Making "may not be removed" and "needed
On Tue, Apr 05, 2011 at 04:18:22PM +0200, Bernhard R. Link wrote:
> * Steve Langasek <vorlon@debian.org> [110404 19:22]:
> > If login worked consistently in the face of the configured shell going
> > missing (automatically falling back to /bin/sh for root), then I think it
> > would be worthwhile to do the work necessary to remove bash from the
> > essential set. But until then, the primary purpose of Essential, to me, is
> > the "minimal set guaranteed to be usable" aspect, not the "you don't have to
> > depend on it" aspect.
> I think it might be nice if those two aspects could be isolated somehow.
> This could also reduce the size of some build chroots and the set of packages
> any boot-strap code has to handle specially[1]. With all the essential
> stuff only needed for a full system to boot, those are larger than they
> needed to be.
> I think
> e2fsprogs
> login
> mount
> sysvinit
> sysvinit-utils
> util-linux
> and their dependencies (passwd, initscripts, the whole pam stack)

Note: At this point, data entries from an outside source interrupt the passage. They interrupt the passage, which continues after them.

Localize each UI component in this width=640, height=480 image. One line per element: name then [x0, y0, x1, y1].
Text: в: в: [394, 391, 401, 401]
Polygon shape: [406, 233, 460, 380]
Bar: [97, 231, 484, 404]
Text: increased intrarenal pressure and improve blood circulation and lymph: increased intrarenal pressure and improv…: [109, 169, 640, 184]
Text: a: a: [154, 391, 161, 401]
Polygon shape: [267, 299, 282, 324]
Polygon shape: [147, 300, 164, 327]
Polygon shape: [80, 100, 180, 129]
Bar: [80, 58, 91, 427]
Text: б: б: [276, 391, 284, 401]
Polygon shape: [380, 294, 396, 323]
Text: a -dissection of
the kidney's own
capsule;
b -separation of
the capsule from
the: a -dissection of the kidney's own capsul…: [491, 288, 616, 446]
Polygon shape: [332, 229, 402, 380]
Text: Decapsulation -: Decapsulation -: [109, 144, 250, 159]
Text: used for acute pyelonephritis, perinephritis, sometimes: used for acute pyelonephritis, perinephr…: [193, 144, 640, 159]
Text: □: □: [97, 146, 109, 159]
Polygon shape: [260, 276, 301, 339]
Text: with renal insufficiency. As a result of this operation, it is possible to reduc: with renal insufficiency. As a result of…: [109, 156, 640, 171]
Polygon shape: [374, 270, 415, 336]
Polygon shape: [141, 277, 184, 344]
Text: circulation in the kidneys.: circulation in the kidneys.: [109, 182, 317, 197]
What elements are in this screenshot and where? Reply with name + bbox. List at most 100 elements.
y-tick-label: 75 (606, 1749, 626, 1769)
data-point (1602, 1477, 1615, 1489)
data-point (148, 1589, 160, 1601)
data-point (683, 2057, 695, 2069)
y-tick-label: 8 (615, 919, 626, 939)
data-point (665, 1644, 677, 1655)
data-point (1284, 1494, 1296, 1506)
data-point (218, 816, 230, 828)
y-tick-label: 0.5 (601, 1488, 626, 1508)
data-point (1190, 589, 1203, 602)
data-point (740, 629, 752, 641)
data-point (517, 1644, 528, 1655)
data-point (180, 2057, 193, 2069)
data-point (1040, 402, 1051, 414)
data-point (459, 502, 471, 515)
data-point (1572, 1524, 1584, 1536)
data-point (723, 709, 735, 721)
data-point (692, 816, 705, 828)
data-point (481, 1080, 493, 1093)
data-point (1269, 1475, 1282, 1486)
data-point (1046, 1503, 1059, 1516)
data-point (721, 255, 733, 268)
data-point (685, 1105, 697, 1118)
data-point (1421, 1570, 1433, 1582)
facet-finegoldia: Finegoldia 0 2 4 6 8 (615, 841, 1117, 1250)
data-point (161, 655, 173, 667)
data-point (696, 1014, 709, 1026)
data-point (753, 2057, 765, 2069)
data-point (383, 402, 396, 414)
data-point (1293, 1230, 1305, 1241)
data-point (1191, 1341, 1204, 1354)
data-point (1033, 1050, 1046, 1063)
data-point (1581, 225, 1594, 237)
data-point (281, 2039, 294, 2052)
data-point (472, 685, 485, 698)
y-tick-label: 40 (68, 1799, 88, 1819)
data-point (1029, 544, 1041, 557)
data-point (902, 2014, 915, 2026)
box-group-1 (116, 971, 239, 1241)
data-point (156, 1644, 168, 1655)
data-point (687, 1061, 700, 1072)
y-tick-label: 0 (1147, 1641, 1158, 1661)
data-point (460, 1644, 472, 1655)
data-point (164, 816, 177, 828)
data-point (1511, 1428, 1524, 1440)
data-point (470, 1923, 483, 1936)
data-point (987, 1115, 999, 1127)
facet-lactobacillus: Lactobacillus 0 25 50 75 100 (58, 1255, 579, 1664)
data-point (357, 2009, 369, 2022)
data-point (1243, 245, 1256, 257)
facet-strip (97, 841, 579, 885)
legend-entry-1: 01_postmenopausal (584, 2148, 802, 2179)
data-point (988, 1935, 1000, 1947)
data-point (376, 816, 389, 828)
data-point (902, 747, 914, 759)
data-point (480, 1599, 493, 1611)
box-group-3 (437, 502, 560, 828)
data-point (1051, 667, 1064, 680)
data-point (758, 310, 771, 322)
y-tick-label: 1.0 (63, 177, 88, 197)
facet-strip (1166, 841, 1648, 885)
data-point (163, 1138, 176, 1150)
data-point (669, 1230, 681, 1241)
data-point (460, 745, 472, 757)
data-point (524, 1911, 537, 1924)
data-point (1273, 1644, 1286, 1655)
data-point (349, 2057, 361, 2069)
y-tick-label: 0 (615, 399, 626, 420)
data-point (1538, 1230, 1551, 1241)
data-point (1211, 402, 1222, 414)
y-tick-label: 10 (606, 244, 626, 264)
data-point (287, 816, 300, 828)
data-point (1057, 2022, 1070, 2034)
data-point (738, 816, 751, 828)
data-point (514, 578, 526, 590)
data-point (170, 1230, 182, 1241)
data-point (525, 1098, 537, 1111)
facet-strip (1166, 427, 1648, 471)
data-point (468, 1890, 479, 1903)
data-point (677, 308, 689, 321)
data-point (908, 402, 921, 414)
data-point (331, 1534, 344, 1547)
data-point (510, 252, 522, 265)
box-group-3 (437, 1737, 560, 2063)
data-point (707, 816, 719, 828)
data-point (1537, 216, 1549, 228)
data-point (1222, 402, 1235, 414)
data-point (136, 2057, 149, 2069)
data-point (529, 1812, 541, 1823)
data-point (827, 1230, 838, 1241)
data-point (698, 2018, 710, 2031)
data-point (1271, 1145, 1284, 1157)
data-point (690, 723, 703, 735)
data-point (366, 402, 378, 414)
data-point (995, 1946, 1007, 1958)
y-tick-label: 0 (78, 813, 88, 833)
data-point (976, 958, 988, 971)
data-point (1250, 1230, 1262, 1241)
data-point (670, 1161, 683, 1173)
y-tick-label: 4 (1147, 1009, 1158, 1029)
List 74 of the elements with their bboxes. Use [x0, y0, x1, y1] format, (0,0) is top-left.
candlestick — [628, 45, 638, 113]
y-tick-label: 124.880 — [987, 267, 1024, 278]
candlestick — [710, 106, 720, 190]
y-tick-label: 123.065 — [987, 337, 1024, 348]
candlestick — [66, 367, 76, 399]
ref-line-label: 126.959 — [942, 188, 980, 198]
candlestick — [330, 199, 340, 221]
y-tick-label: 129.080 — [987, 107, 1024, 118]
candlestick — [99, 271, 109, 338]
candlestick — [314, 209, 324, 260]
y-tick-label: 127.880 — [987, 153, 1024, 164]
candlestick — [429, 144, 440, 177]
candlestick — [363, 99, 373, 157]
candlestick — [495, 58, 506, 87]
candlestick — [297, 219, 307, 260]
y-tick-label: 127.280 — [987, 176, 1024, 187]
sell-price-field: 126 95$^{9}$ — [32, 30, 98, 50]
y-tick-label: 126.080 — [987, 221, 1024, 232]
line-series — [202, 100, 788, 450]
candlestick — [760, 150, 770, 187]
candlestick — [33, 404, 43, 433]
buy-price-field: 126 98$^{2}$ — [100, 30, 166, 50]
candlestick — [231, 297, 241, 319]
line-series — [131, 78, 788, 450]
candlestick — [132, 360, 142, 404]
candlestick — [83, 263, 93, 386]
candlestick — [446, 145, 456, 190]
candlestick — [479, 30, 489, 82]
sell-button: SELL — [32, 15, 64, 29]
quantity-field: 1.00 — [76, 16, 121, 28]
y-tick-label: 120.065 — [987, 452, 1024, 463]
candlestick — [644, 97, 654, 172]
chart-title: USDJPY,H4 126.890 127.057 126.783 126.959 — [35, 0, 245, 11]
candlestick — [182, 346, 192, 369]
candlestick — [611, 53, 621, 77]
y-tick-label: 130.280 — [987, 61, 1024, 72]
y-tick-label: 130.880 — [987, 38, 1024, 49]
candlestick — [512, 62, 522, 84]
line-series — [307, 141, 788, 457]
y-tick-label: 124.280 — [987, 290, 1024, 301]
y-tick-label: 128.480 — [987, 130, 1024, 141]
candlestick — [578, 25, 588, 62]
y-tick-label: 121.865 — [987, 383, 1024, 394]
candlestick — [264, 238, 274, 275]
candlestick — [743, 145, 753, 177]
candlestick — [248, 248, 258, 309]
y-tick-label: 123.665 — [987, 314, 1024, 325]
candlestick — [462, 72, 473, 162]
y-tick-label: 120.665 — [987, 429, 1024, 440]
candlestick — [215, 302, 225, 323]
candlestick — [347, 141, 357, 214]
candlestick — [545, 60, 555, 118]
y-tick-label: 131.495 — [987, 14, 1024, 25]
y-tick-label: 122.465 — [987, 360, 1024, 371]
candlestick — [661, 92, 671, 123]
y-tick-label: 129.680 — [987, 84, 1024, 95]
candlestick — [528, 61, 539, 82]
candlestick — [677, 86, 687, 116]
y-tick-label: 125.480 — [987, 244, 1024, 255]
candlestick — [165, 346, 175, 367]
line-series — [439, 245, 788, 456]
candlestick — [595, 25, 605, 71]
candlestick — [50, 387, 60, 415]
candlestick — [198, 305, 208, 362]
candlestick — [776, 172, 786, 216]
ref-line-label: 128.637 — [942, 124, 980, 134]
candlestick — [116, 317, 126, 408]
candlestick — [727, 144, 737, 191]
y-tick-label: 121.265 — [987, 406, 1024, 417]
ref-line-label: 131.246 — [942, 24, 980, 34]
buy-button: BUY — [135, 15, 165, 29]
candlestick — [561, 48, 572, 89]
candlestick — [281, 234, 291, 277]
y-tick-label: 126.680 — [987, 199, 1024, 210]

> are mostly not needed in that set[2].
> (Util-linux might have one or two programs one might want to move
> to another package then, and something for update-rc.d needs to be
> done).
I think this is a false optimization. How does reducing the set of packages
in a buildd chroot help anything? A typical package has build-dependencies
many times the size of the Essential set.
--
Steve Langasek Give me a lever long enough and a Free OS
Debian Developer to set it on, and I can move the world.